Enfin, les troisièmes, comme un commentaire intermédiaire (Journal ou L’art du XVIII ème siècle), notent le travail ingénieux consistant à annuler les effets de peinture dans une touche très élaborée. « Ils sont sans doute les seuls, précise l’auteur, à relever le très subtil jeu des tonalités qui modulent sur les objets et sur les personnages des liens de surface ».

3 - Chardin ou l’allégorie impossible

Les trois ou quatre couleurs qu’utilise le peintre de manière récurrente, le rouge, l’ocre jaune, le bleu de Prusse et le blanc de plomb, avec leur variation de degré, annulent les distances. L’absence d’ombres portées ou projetées dans les figures, à de rares exceptions près, élimine toute tension de plan et entre les différents plans. La simplicité de sa palette nous apparaît dans deux de ses tableaux, Les attributs des arts (1765 ; Paris, musée du Louvre) et Les attributs des arts et les récompenses qui leur sont accordées (1766 ; Saint-Pétersbourg, musée de l’Ermitage).

La lumière, par l’emploi nouveau de ses qualités, accentue cette impression. Elle n’est plus caractérisée par des trajets ou des reflets, mais par une animation de l’espace même (comme de l’air circulant miraculeusement autour des objets, selon Diderot), c’est-à-dire « pulvérulente dans les natures mortes ou saisie par un pouvoir d’aplatissement des reliefs et des figures dans les scènes de genres (dans les scènes d’enfants) ». Cette sensation d’une lumière diffuse dont la source est devenue introuvable, Chardin la crée en inventant une manière de peindre, les tons rompus .
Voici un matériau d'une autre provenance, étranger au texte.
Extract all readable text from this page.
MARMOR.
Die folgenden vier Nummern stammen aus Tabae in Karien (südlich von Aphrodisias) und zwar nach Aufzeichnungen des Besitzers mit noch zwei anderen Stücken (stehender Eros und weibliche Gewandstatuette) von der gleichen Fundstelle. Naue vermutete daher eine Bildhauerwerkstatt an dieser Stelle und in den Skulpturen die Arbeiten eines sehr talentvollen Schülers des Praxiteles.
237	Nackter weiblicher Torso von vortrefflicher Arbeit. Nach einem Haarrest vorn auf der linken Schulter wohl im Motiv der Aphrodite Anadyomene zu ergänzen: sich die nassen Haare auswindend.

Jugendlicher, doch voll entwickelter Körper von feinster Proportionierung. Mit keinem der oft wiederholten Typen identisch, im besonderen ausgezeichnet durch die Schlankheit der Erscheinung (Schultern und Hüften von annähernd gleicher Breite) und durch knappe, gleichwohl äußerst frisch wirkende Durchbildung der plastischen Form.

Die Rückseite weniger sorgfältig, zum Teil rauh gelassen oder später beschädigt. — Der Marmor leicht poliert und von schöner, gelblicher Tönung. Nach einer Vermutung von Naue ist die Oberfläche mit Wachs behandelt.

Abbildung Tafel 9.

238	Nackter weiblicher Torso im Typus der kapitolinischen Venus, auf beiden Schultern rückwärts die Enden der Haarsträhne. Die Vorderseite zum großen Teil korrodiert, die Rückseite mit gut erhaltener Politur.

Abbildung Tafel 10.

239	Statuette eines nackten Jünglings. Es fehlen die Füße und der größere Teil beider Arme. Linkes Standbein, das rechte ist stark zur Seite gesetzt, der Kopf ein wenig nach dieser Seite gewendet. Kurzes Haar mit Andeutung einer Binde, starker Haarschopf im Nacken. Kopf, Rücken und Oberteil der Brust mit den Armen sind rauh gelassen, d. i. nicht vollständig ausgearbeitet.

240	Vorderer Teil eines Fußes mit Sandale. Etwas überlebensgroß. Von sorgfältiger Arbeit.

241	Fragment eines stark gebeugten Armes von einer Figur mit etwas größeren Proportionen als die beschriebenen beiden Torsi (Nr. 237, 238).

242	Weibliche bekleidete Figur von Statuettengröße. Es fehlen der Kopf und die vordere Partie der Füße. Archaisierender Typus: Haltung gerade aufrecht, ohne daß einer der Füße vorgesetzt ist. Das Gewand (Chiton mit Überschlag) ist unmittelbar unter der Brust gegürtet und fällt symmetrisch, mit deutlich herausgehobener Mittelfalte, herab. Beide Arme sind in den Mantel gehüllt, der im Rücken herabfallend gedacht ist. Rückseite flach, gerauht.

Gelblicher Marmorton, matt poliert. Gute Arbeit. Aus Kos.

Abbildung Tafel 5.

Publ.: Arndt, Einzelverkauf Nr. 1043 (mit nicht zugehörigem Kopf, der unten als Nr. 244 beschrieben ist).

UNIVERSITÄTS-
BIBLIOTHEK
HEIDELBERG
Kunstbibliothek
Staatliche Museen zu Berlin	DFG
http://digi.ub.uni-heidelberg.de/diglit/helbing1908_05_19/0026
Buffon, dans son traité Sur les couleurs accidentelles, et sur les ombres colorées, symbolise cette nouvelle sensation en donnant une description fine du phénomène dégagée des préoccupations physiques et mathématiques de la théorie newtonienne. Selon lui, la réalité des perceptions colorées dépend de la personnalité de l’oeil et, en premier lieu, de sa fatigue possible, de ses habitudes, et non pas des lois physiques ni d’un œil idéal. Ces troubles ordinaires de la vue, ces méprises d’objet et ces confusions d’évaluation de distance supposent une introduction du temps « non celui de l’accommodation (celui de la géométrie), ..., mais celui d’une mutation du monde au fil des heures et des instants ».

Dès lors, le monde de Chardin devient plus sombre. C’est un monde sans aucun dehors, sans autre vue que ces murs rapprochés, nous dit Schefer, ces pans badigeonnés dans lesquels une porte ne s’ouvre que sur un autre mur éclairé d’une lumière blafarde tombant d’un invisible plafond. A la différence de Rembrandt, les effets de ruptures de tons sont invisibles sur la touche. La seule violence évidente est réservée ici aux fonds, aux murs, et non à la lumière heurtant des corps, ce qui donne l’impression que quelques natures mortes sont disposées dans des grottes, selon l’expression des Goncourt. Fond « si brusquement manié de pierre brute ou grossièrement maçonné, barbouillé de terre d’ocre sombre afin que la lumière n’ait aucune chance de s’y accrocher ».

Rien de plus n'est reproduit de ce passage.